Seit neuestem musst du Werbung auf Instagram ja kenntlich machen. War das eine große Umstellung?
Herr: Nein eigentlich nicht. Zu dem Zeitpunkt wo ich eingestiegen bin, gab es ja schon die Regelung, dass man die Werbung auf Blogs komplett kennzeichnet. Das ist für die Leser natürlich auch sehr wichtig, weil sie wissen müssen, ok wo ist jetzt hier Werbung und wo nicht.  Ich habe mich grundsätzlich über die Debatte aber aufgeregt, weil ich ja aus dem Print komme und weiß die Maschine funktioniert und da wird definitiv werblicher gearbeitet, als ich es jetzt tue. Damals hat mir das natürlich schon eine gewisse journalistische Freiheit geraubt, wenn man vorgegeben bekommt, doch bitte die folgenden drei Marken unbedingt unterzubringen. Was das angeht, kann ich heute viel freier arbeiten und auf dem Blog auch mal unbekannterer Labels vorstellen. Natürlich verdiene ich mein Geld auch mit Kooperationen und das ist auch ganz wichtig, schließlich stellen wir Blogger unsere Inhalte umsonst zur Verfügung und irgendwo müssen wir ja auch unser Geld verdienen. Ich finde es nur schade, dass viele Leute davon ausgehen, sobald irgendwo Werbung oder Anzeige drübersteht, dass sie dann davon ausgehen, das Ganze sei nicht mehr ehrlich. Natürlich gibt es viele Blogger, die das tun und zum Beispiel schreiben „mit diesem Tee nimmst du sofort 10 Kilo ab“, da müssen sich die Leute aber auch selbst Gedanken machen und verstehen, dass das nicht sein kann. Wenn ich allerdings von einem Produkt wirklich persönlich überzeugt bin, dann wäre ich ja dumm, wenn ich keine Kooperation mit der Marke eingehen würde. Ich finde, wenn es schon diese Werbedebatte gibt, dann sollte die für alle gelten, auch für Hefte.

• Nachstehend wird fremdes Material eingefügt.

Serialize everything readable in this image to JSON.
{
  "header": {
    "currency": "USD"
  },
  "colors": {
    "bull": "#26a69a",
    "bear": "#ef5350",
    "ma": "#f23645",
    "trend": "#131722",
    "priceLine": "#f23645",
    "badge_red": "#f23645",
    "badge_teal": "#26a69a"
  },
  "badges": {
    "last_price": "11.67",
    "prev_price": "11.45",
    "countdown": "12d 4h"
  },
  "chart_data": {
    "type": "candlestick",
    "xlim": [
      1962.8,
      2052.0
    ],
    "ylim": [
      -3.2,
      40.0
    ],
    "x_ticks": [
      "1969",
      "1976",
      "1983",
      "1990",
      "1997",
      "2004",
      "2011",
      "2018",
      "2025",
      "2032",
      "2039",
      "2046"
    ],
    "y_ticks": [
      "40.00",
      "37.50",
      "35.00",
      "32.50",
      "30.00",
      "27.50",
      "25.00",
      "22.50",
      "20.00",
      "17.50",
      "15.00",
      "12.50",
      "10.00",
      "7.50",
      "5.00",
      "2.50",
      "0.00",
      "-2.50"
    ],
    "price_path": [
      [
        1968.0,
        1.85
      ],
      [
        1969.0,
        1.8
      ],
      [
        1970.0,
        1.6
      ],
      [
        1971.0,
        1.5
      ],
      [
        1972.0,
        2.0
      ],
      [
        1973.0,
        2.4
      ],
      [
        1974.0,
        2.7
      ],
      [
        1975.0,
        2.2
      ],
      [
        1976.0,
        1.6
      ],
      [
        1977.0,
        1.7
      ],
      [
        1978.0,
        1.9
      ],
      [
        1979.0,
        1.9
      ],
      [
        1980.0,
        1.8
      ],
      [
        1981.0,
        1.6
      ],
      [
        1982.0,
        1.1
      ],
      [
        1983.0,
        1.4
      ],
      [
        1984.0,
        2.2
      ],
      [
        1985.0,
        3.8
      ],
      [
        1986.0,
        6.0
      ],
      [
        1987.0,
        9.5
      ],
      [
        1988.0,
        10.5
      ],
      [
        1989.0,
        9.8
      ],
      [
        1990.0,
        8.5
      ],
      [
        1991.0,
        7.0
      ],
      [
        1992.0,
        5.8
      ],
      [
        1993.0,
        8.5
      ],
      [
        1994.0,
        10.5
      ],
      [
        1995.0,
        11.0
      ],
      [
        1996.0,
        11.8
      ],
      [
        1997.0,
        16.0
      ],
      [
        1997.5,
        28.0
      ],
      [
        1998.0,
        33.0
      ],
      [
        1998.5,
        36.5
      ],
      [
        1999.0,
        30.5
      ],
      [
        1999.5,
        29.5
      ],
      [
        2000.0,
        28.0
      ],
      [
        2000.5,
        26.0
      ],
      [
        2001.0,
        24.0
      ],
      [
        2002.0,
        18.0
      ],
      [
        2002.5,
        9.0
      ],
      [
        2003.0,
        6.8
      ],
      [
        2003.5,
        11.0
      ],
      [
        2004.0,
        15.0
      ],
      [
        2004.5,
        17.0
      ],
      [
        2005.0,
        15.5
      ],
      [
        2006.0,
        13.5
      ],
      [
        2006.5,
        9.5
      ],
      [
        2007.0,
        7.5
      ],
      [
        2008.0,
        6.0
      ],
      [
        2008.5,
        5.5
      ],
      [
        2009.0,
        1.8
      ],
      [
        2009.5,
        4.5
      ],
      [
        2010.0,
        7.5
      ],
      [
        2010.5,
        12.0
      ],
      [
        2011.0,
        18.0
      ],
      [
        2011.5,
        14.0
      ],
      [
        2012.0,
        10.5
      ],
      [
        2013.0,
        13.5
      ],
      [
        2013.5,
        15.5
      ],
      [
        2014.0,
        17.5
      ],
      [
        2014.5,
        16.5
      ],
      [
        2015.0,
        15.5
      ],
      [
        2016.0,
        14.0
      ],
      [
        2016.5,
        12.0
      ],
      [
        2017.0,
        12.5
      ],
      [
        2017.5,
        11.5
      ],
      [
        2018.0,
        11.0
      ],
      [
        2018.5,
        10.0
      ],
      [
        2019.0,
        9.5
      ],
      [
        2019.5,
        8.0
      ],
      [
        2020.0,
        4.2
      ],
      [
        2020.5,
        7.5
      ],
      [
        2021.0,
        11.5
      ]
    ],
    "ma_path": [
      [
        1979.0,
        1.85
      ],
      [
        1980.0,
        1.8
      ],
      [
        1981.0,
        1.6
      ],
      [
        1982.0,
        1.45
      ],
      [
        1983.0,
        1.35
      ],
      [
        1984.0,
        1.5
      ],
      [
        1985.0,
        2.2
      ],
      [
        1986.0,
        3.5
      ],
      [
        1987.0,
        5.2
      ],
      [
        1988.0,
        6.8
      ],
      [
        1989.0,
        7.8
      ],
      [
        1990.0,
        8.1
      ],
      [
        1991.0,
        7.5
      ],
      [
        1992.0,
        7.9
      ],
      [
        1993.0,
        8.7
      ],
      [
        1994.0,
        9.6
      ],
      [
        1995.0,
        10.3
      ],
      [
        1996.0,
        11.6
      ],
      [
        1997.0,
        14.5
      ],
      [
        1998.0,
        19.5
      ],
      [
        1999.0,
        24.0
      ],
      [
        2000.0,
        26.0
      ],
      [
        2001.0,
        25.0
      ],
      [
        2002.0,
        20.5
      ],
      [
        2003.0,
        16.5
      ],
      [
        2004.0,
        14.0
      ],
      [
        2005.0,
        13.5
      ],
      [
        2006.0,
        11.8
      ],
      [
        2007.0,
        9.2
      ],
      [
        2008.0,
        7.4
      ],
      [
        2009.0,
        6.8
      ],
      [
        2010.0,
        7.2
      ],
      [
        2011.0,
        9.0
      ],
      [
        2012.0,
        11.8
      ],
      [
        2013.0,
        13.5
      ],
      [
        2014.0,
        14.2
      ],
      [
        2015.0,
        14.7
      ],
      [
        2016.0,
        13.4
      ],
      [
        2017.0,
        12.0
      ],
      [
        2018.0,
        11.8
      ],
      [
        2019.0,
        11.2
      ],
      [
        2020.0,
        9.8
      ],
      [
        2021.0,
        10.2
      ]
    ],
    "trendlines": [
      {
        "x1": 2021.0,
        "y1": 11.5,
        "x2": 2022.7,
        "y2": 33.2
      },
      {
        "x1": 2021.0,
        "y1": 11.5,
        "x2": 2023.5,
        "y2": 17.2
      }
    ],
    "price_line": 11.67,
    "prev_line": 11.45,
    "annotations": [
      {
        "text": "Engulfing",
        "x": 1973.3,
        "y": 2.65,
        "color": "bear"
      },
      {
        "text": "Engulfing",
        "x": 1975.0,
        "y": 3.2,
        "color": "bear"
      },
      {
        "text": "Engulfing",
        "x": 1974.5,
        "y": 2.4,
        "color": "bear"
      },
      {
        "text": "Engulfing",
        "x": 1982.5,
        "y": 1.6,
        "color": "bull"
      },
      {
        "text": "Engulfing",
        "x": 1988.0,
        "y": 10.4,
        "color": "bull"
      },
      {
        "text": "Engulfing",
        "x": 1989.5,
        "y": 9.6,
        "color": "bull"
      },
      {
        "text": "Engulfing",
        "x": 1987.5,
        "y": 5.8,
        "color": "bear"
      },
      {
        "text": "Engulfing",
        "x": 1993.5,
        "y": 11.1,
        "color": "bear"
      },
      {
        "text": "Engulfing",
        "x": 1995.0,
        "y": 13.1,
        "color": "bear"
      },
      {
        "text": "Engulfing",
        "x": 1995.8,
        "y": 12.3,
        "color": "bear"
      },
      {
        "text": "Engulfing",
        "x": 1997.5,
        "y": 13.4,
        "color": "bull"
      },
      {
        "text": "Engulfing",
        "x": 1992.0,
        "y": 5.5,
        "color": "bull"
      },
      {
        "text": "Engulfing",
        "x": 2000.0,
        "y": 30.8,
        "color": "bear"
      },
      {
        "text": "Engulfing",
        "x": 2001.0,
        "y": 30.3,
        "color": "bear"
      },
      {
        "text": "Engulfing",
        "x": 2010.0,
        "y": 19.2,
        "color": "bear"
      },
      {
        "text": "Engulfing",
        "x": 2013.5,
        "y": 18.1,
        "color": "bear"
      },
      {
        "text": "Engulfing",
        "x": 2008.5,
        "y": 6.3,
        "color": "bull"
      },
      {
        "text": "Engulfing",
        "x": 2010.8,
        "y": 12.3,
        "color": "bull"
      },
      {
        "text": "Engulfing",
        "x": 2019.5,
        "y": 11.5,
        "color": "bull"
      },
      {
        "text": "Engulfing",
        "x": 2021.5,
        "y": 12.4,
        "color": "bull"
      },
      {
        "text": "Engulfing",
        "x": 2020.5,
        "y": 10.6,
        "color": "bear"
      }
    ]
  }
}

Du hast dich auch bereits in ein paar deiner Artikel mit dem neuen Instagram-Algorithmus auseinandergesetzt. Was hat es damit auf sich?Herr: So richtig verstehen tut den Algorithmus ja leider keiner. Früher war das so, wenn ich mehrere Bilder gepostet habe, wurden die meinen Follower in der Reihenfolge angezeigt, wie sie hochgeladen wurden. Jetzt fangen die Algorithmen an diese Bilder zu sortieren, angeblich nach Relevanz. Das heißt, wenn eine Person alle Bilder von mir mag, dann bekommt sie diese auch in Zukunft ganz oben angezeigt. Wenn jemand allerdings 2000 Accounts folgt, dann ist es schon schwieriger zu erscheinen. Instagram bestimmt folglich wer was sieht. Sie behaupten dabei zwar, dass sie das nach dem Interesse der einzelnen Personen bestimmen, aber das ist meiner Ansicht nach nicht so. Meine Schwiegermutter folgt zum Beispiel nur 20 Accounts und bekommt meine Bilder schon nicht mehr angezeigt. Also wenn ich für meinen engsten Bereich nicht mehr relevant bin, dann kann ja etwas nicht stimmen. Während ich zu Beginn auf Instagram auch sehr, sehr viele Follower generieren konnte, ist dieses Interesse mit dem „Online-Gehen“ meines Blogs auf einmal stark gesunken. Ich weiß nicht, ob Instagram es abstraft, dass ich auf eine andere Seite verlinke. Während ich früher 1.200 Likes auf einem Bild hatte, sind es jetzt eben nur noch 200 und das kann nicht mit der Qualität meiner Inhalte zusammenhängen. Da ist man dann schnell auf der Abschussliste.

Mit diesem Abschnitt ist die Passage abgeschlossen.